Ali Bahri menambahkan, pembalakan liar masih menjadi penyebab utama kerusakan hutan dan memperburuk dampak bencana seperti banjir yang melanda sejumlah daerah di Sulsel, termasuk Bulukumba, Sinjai, dan Bantaeng dalam beberapa waktu terakhir.

Gakkum Tegas Awasi Aktivitas di Luar Area IPPKH

Tak hanya masyarakat, Gakkum Sulawesi juga mengingatkan perusahaan pemegang Izin Usaha Pertambangan (IUP) agar tidak melakukan aktivitas eksploitasi di luar batas IPPKH yang ditetapkan. Bila terbukti melanggar, tindakan hukum akan dijatuhkan tanpa kompromi.

“Kami akan terus mengawasi. Bila ada perusahaan yang beroperasi di luar area IPPKH yang diatur Menteri Kehutanan, kami tak segan menindak sesuai hukum,” tegas Ali.

Selama 2025, Gakkum Sulawesi telah menangani tiga kasus kehutanan yang masuk tahap P21 dan menyerahkannya ke aparat penegak hukum. Delapan kasus lain masih dalam proses penyidikan, tersebar di Gorontalo dan Sulawesi Tengah.

Ali menjelaskan bahwa sanksi atas perusakan hutan berlaku bagi siapa pun, baik individu maupun korporasi. Bagi perorangan, pelanggaran dikenakan sanksi pidana berdasarkan UU Nomor 41 Tahun 1999 tentang Kehutanan, yang telah diperbarui melalui UU Cipta Kerja Nomor 6 Tahun 2023. Sementara perusahaan bisa dikenai sanksi administratif, perdata, hingga pidana.
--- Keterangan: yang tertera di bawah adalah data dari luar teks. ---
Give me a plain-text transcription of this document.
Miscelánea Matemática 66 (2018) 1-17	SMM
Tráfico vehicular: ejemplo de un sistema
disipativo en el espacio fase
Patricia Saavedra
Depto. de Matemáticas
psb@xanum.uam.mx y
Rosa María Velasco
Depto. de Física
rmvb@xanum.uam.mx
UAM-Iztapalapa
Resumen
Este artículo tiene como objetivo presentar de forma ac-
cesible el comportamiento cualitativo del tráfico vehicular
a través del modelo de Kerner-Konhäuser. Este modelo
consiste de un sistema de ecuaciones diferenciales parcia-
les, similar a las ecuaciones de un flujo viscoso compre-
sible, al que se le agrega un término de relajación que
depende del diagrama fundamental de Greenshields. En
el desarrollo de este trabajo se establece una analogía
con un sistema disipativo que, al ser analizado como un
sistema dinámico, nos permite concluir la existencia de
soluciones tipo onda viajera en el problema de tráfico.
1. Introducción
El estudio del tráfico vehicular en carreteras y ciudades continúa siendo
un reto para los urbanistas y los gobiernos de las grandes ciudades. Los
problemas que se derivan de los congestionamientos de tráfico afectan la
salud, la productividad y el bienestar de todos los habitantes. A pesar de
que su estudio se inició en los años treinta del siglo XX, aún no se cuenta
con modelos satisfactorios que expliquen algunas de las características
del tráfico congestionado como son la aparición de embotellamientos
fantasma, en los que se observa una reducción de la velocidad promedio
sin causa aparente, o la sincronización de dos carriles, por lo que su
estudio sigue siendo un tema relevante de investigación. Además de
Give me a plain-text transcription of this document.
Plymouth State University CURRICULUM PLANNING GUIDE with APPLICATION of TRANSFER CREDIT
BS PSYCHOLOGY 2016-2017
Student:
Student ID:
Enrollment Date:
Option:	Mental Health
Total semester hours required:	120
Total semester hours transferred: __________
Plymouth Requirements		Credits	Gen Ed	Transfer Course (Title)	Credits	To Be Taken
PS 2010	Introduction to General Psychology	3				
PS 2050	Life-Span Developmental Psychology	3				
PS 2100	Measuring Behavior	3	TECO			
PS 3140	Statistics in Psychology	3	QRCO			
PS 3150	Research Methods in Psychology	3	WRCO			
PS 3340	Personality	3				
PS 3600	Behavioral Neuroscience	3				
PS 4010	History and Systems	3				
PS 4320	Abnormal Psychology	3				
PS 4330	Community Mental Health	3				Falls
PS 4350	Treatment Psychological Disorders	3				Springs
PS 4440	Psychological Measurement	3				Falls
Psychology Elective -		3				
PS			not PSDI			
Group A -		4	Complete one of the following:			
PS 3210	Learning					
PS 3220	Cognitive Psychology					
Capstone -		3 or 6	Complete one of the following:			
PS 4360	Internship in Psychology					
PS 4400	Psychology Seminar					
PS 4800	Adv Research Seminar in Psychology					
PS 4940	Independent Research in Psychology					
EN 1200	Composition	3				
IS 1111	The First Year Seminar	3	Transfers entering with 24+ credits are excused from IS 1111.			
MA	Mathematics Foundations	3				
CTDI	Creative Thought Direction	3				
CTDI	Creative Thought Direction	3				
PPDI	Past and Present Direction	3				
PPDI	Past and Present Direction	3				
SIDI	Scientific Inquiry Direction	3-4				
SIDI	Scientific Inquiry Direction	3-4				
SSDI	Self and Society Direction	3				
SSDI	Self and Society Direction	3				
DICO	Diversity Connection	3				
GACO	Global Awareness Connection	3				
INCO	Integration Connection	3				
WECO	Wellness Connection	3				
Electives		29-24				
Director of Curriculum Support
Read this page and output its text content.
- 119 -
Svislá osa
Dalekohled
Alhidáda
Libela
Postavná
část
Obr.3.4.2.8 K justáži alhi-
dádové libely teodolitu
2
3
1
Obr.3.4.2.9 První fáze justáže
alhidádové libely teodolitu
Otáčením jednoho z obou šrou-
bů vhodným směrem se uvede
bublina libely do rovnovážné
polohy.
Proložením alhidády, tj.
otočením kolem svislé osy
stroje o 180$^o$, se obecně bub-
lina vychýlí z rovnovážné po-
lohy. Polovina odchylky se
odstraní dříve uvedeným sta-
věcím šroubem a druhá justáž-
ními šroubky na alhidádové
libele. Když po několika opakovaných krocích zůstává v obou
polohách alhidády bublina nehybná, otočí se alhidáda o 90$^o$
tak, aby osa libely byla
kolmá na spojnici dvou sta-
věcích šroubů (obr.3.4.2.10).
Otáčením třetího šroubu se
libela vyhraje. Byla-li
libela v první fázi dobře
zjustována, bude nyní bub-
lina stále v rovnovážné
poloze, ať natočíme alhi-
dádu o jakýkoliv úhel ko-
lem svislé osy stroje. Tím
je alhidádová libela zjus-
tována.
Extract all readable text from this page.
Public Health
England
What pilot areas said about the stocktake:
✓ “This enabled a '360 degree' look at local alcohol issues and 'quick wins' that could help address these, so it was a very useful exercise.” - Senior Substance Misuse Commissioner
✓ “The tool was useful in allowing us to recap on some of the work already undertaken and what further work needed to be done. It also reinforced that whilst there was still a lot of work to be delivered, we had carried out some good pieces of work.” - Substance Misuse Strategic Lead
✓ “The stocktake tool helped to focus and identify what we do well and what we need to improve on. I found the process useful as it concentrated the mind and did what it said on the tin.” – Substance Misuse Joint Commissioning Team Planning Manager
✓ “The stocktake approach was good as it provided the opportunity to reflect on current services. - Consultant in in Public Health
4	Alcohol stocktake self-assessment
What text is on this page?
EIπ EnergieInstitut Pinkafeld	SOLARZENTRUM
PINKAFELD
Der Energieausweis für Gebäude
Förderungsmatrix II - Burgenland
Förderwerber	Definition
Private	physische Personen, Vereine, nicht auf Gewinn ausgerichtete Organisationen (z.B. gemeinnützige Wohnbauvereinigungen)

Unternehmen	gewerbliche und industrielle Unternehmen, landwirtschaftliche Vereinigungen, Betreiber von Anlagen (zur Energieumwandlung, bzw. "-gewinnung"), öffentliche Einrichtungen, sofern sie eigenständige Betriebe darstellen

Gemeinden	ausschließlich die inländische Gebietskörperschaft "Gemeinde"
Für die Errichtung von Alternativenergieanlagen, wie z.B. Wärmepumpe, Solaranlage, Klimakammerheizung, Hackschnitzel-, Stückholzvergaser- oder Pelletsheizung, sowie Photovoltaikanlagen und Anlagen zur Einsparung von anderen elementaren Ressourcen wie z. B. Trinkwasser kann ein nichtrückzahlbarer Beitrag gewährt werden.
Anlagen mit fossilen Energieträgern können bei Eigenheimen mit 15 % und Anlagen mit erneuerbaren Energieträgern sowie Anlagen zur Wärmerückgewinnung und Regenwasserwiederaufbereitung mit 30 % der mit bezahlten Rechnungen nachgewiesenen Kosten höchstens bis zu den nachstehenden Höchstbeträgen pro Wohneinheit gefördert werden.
Peran Masyarakat Diperlukan dalam Pencegahan

Gakkum juga mendorong partisipasi masyarakat untuk turut serta dalam mengawasi hutan dari praktik ilegal. Masyarakat diharapkan aktif melaporkan jika menemukan perambahan atau pembalakan liar di kawasan hutan, baik di wilayah umum maupun konsesi perusahaan.

“Undang-Undang memberikan ruang bagi warga untuk melaporkan tindakan perusakan hutan. Ini bentuk keterlibatan masyarakat dalam menjaga lingkungan,” ujar Ali, merujuk pada UU Nomor 18 Tahun 2013 dan UU Nomor 32 Tahun 2024.

Ia menutup pernyataannya dengan ajakan agar seluruh elemen masyarakat dan korporasi bekerja sama mencegah kerusakan hutan.

“Kita tidak bisa bekerja sendiri. Pelestarian hutan membutuhkan dukungan semua pihak, termasuk pelaku usaha dan warga sekitar kawasan,” pungkasnya.